The settlement is the biggest yet involving banks and the two government-backed mortgage giants, which continue to suffer huge losses from the collapse of the housing market. Analysts and investors have been waiting to see how hard a line Fannie and Freddie would take with big mortgage lenders such as Citigroup Inc., JPMorgan Chase & Co. and Wells Fargo & Co. Some estimates ran as high as $10 billion for a Bank of America settlement.
“The government gave Bank of America a very attractive deal,” said Christopher Whalen, managing director of Institutional Risk Analytics.
Bank stocks rallied on the news, with Bank of America up more than 6 percent and Wells Fargo up 2 percent. Other settlements are likely soon.

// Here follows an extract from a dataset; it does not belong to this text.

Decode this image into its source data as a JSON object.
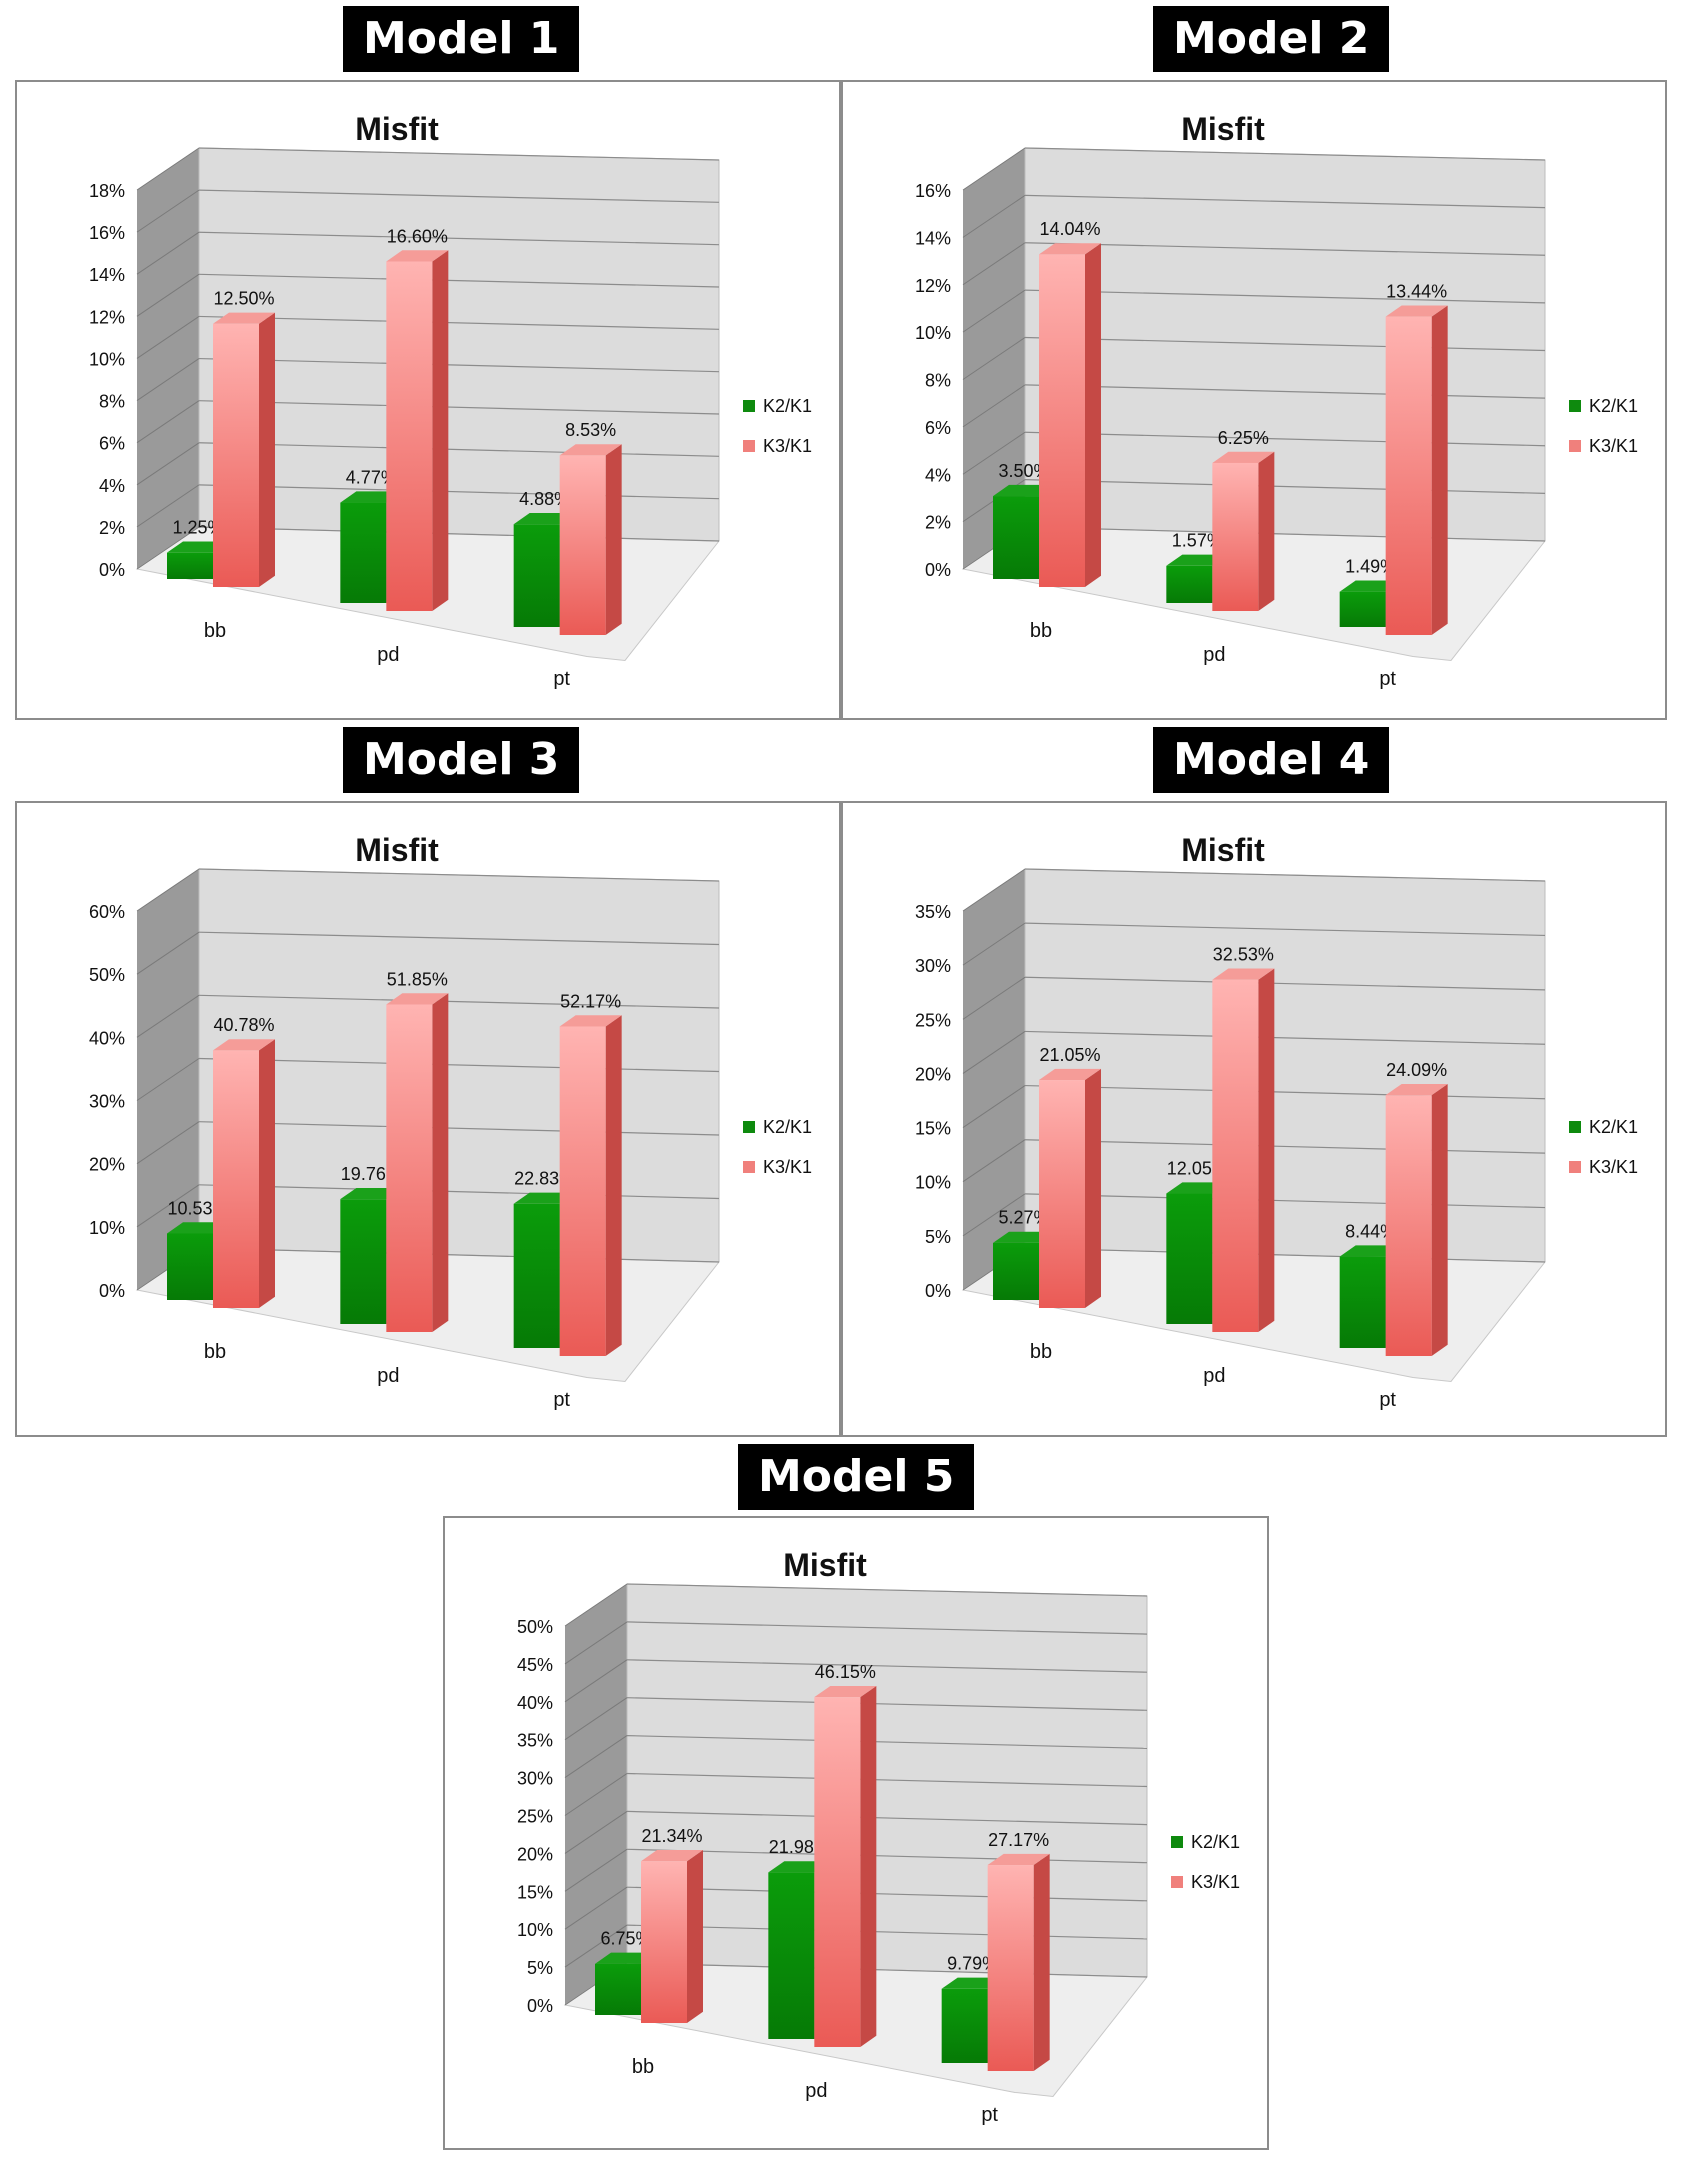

The claims stem from mortgages sold to Fannie and Freddie by former mortgage giant Countrywide Financial, which Bank of America bought in 2008. The two government-backed agencies buy mortgages from lenders and resell them to investors. They want banks to buy back mortgages that had incorrect information about the income and other qualifications of borrowers.
During the housing boom, lenders such as Countrywide routinely gave mortgages to people who ultimately couldn’t afford them. This lit the fuse for the financial meltdown in 2008. Most of the mortgages that Fannie and Freddie want to sell back to the banks are in default.

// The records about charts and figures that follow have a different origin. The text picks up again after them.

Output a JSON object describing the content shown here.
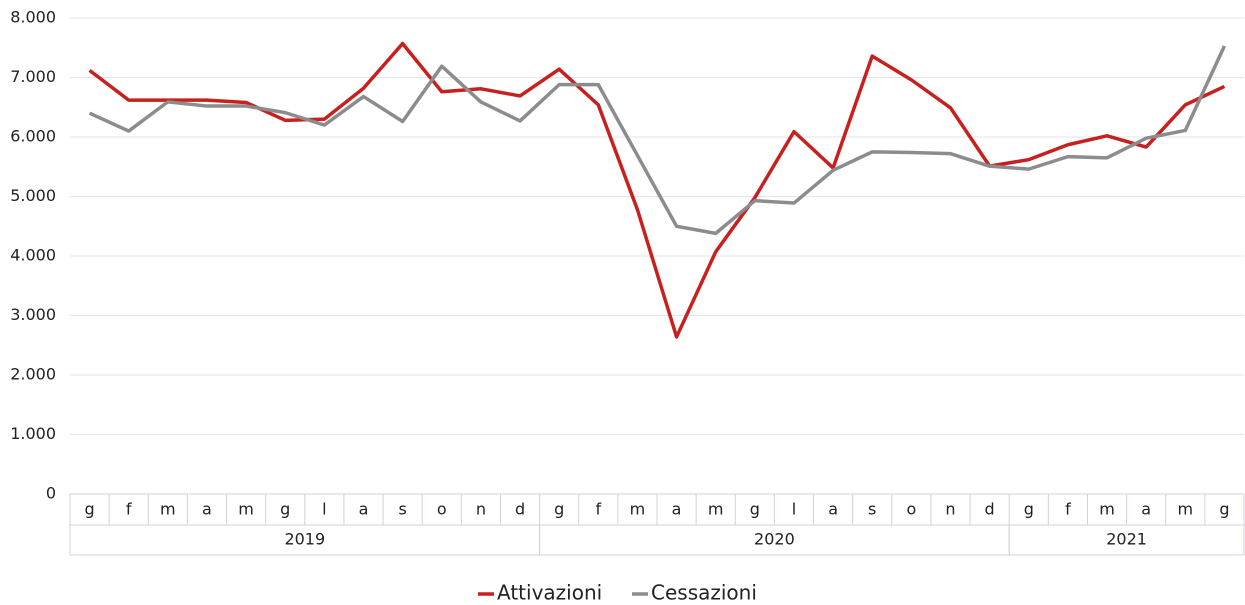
{
  "chart_data": {
    "type": "line",
    "categories": [
      "g",
      "f",
      "m",
      "a",
      "m",
      "g",
      "l",
      "a",
      "s",
      "o",
      "n",
      "d",
      "g",
      "f",
      "m",
      "a",
      "m",
      "g",
      "l",
      "a",
      "s",
      "o",
      "n",
      "d",
      "g",
      "f",
      "m",
      "a",
      "m",
      "g"
    ],
    "year_labels": [
      "2019",
      null,
      null,
      null,
      null,
      null,
      null,
      null,
      null,
      null,
      null,
      null,
      "2020",
      null,
      null,
      null,
      null,
      null,
      null,
      null,
      null,
      null,
      null,
      null,
      "2021",
      null,
      null,
      null,
      null,
      null
    ],
    "series": [
      {
        "name": "Attivazioni",
        "color": "#c8201e",
        "values": [
          7120,
          6620,
          6620,
          6620,
          6580,
          6280,
          6300,
          6820,
          7570,
          6760,
          6810,
          6690,
          7140,
          6540,
          4780,
          2640,
          4070,
          4980,
          6090,
          5480,
          7360,
          6960,
          6490,
          5510,
          5620,
          5870,
          6020,
          5830,
          6540,
          6850
        ]
      },
      {
        "name": "Cessazioni",
        "color": "#8c8c8c",
        "values": [
          6400,
          6100,
          6590,
          6520,
          6520,
          6410,
          6200,
          6680,
          6260,
          7190,
          6590,
          6270,
          6880,
          6880,
          5690,
          4500,
          4380,
          4930,
          4890,
          5440,
          5750,
          5740,
          5720,
          5510,
          5460,
          5670,
          5650,
          5980,
          6110,
          7530
        ]
      }
    ],
    "ylim": [
      0,
      8000
    ],
    "yticks": [
      0,
      {
        "value": 1000,
        "label": "1.000"
      },
      {
        "value": 2000,
        "label": "2.000"
      },
      {
        "value": 3000,
        "label": "3.000"
      },
      {
        "value": 4000,
        "label": "4.000"
      },
      {
        "value": 5000,
        "label": "5.000"
      },
      {
        "value": 6000,
        "label": "6.000"
      },
      {
        "value": 7000,
        "label": "7.000"
      },
      {
        "value": 8000,
        "label": "8.000"
      }
    ],
    "grid": true,
    "legend": "bottom"
  }
}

By removing this as an issue, Bank of America CEO Brian Moynihan hopes investors will buy his message of focusing on customers and building its traditional banking business. But Bank of America has several big challenges remaining. Last fall, the bank was accused of using faulty documents to foreclose on thousands of homeowners.
All 50 state attorneys general have launched investigations into the foreclosure practices of Bank of America and other banks. Bank of America also faces lawsuits from other investors who are trying to recoup losses from mortgages they say contained faulty information.

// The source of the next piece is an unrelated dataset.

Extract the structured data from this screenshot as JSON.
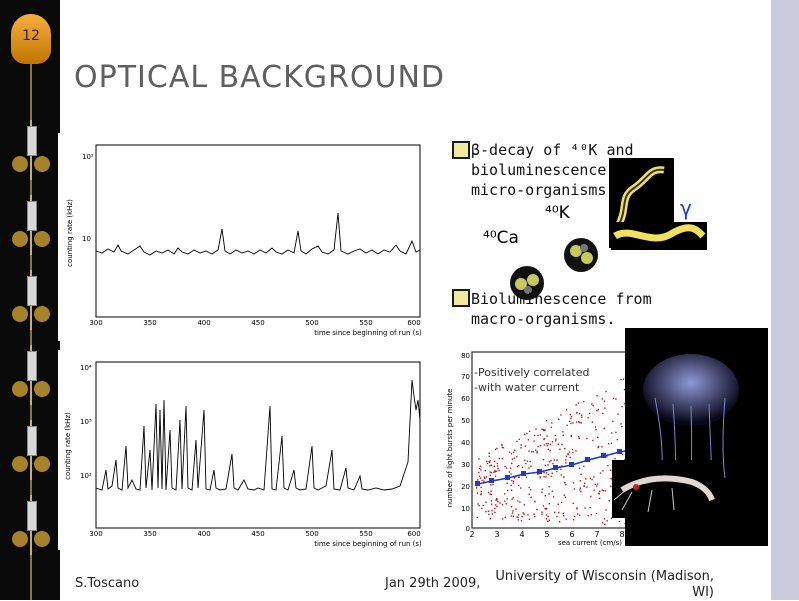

There are also questions related to Monday’s deal. The settlement contained two parts: Bank of America paid $1.3 billion in cash to Freddie Mac. In turn, Freddie Mac won’t force Bank of America to buy back the faulty mortgages. In the second part, Bank of America paid $1.5 billion to Fannie Mae.
But this only settled past claims. Fannie Mae still owns a total of $397 billion of mortgages made by Bank of America. Fannie can still ask Bank of America to repurchase any loans deemed faulty. That could still cost Bank of America as much as $5.5 billion, according to estimates by Chris Gamaitoni, vice president at Compass Point Research.
Bank of America spokesman Jerry Dubrowski said the bank has set aside enough reserves for such losses and dismissed Compass Point’s estimates as “highly unlikely.” As part of the settlement, the bank anticipated that its fourth-quarter provision for losses will be $3 billion and that it will take a charge against earnings of about $2 billion.
“The settlement clears the air and puts the issue behind for Bank of America,” said Bert Ely, president of bank consultant Ely & Co.
It was the second settlement in a week. The first involved Ally Financial Inc., which agreed to pay $462 million in lieu of buying back faulty mortgages from Fannie Mae in the future.